For the same ratio but different absolute numerical values, which is the red and green cross in Figure 6b please see Supporting Information Figure S2.

3.5. Photocurrent Induced by Illumination

Count the ion flux at three cross-sections, which were perpendicular to the x-axis in a nanochannel, located at the right middle of the channel and $\pm 3.7\mathrm{nm}$. The mean of three counts was the flux at a specific case. The stand deviation was calculated as an error bar. All the results were shown in Figure 7.

It is shown in Figure 7a that the photocurrent has no apparent difference with surface charge density at 0, $-17.2$, and $+17.2$ $\mathrm{mC}/{\mathrm{m}}^2$. But Figure 7b,c show the difference in the contribution of different types of ions to the photocurrent. Firstly, when the surface is not charged (black square symbol), the potassium ion has more current contribution (flux rate) than the chloride ion due to the size-dependent properties. Potassium ion has a smaller diameter, which tends to get through the nanochannel much easier.

Secondly, when the channel surface was doping with charge, the ions with anti-charge play the most important part in the current flow. The difference in diffusion can be attributed to the ability for active ion sieving. By charging the surface with a negative charge, ${\mathrm{K}}^{+}$ can be effectively pumped over three times than ${\mathrm{Cl}}^{-}$ (red circle marks in Figure 7b,c) with the same total photocurrent as the uncharged situation (Figure 7a). This phenomenon was due to the electrostatic repulsion between the surface charge and ions.

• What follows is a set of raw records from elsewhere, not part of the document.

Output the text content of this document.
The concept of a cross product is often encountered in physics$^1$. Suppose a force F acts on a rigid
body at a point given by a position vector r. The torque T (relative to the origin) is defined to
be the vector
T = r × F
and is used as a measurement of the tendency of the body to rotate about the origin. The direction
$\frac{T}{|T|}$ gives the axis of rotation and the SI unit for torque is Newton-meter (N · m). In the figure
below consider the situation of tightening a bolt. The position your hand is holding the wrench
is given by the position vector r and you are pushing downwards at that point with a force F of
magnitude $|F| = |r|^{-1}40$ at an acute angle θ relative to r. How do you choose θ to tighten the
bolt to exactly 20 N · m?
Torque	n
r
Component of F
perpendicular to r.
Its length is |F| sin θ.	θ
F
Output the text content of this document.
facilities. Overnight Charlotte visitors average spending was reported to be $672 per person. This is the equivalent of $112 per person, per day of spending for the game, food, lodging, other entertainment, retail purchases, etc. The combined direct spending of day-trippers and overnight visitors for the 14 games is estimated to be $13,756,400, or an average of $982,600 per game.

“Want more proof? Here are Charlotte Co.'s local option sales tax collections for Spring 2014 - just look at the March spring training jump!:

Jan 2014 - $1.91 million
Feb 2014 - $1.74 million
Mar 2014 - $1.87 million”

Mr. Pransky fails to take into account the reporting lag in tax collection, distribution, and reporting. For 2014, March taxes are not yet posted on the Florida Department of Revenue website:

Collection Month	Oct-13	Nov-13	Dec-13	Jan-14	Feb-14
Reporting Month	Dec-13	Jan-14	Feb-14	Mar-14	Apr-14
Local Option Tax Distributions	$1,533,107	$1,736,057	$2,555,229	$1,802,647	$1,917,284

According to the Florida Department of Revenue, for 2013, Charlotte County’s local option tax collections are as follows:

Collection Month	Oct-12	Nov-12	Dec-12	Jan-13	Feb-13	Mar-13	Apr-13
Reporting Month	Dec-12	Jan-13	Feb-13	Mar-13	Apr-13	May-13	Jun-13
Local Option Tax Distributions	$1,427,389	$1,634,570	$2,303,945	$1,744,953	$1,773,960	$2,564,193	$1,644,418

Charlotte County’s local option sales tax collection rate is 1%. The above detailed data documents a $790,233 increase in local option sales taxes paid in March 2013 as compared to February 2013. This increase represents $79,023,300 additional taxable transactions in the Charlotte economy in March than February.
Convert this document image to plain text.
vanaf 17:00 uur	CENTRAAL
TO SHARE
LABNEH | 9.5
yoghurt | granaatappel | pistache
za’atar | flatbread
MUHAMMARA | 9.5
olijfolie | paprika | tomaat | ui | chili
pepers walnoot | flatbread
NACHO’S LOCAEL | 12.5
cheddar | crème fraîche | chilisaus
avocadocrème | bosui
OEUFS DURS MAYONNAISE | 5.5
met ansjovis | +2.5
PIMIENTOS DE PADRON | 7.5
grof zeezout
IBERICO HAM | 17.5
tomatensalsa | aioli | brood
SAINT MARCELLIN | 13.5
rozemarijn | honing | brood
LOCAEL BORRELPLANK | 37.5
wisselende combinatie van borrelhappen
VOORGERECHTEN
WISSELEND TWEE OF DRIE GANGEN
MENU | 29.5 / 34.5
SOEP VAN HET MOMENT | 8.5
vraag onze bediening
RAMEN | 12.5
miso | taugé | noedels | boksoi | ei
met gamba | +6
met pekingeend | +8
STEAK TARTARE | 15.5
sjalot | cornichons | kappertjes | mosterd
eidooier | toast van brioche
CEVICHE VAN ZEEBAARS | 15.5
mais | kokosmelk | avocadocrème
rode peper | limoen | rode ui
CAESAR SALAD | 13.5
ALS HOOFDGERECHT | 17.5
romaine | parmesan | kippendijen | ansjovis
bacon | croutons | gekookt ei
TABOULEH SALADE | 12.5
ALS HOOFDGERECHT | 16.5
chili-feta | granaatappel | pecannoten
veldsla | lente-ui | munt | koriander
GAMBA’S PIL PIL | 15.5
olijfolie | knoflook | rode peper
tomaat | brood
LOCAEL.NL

When surface charge density increases to $-34.4\mathrm{mC}/{\mathrm{m}}^2$, the photocurrent reduces in Figure 7a (blue symbol). On the one hand, enhanced surface charge thickens the electrical double layer [53], which reduces the effective channel height. On the other hand, a negative surface charge prevents chloride ions from getting into the nanochannel. The above two reasons result in that only potassium ion can get through the nanochannel, and photocurrent reduces than those with less surface charge density.

4. Conclusions

In this work, we build a light-induced carriers’ diffusion model basing on our previous experimental results. This model can reveal the light-induced ion transport mechanism and predict the ion behavior under different operational situations and material characters. We find that illustrate position affects the asymmetry of charge distribution, which causes the voltage difference between the two board sides with a positive correlation. Choose the material with higher photoresponsivity will also enhance the charge distribution asymmetry, bringing a larger voltage difference. However, a higher recombination coefficient also increases voltage difference, which is not intuitionistic. Here we study absolute charge distributions and propose a plausible diffusion constitutive equation, like Fick’s law. It is shown that a higher recombination coefficient indeed decreases two types of charge distribution, whereas the net charge distribution increases due to diffusion coefficient difference, which enriches the voltage difference. According to our carriers’ diffusion model, two types of charge migration depends on their diffusion coefficient. Thus, net charge distribution is strongly affected by the diffusion coefficient ratio. The diffusion ability is more different when the voltage difference is higher. Furthermore, the absolute numerical number of diffusion coefficients has no significant effect on voltage difference with the same ratio. We can conclude that illuminate asymmetry and diffusion process decide voltage difference. We build up a simulation box based on voltage difference to study the ion transport behavior along with different nanochannel surface charges with molecular simulation. We find that moderate surface charge decreases the ion transport with the same type of charge due to the electrostatic repulsion. However, excess surface charge blocks both cation and anion because a thicker electrical double layer decreases effective channel height.